Moçambique e que constituíram uma bárbara violação dos direitos humanos naquele país.
Nas últimas semanas, temos vindo a ser informados de uma sucessão de factos, como os que foram aqui denunciados, sobre manifestações da oposição e prisões de jornalistas por usarem do seu direito de informar. Ora, esta sucessão de acontecimentos indicia que não estão a ser garantidos, em Moçambique, direitos essenciais dos cidadãos - o direito à vida, em primeiro lugar, e também o direito e a liberdade de expressão e associação, indispensáveis ao funcionamento da democracia.

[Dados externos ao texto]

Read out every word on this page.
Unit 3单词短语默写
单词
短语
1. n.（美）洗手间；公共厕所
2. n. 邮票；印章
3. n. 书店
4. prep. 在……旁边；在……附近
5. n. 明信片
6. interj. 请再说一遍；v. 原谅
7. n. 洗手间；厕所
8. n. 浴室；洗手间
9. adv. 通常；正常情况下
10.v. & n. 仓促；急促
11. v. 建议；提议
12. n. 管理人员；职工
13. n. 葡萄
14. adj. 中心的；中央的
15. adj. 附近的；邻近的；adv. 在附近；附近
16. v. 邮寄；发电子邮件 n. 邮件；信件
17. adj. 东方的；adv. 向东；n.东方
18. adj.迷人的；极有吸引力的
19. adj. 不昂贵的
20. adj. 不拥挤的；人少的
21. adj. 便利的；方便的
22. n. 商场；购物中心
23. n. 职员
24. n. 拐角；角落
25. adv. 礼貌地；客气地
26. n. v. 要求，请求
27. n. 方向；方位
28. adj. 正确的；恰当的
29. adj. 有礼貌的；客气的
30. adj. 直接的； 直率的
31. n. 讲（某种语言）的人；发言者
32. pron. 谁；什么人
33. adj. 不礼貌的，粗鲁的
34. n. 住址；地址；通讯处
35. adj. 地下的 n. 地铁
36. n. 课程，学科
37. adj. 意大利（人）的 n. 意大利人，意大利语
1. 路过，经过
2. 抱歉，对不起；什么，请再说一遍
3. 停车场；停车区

Vozes do PSD e do CDS-PP: - Muito bem!

A Oradora: - É nossa convicção que a qualidade do desenvolvimento não pode deixar de ser aferida também por critérios que contemplam o exercício efectivo dos direitos humanos e dos direitos políticos fundamentais.
É nossa convicção, ainda, que estes direitos não podem ter interpretações específicas, segundo a região, o estádio de desenvolvimento e as circunstâncias históricas de cada Estado.
Não perfilhamos leituras flexíveis nem utilitárias quanto ao respeito de direitos que continuadamente afirmamos serem de vocação universal e a que, ainda recentemente, este Parlamento solenemente proclamou fidelidade, ao adoptar a Carta Europeia dos Direitos Fundamentais.
Por isso, entendemos que a violação destes direitos deve ser denunciada onde quer que ela tenha lugar. E, nesse sentido, Sr. Deputado Bernardino Soares, essa denúncia nunca é a despropósito. As relações entre Estados não podem fundar-se no silêncio sobre o desrespeito dos direitos humanos, porque a dignidade do Homem está acima do valor do Estado.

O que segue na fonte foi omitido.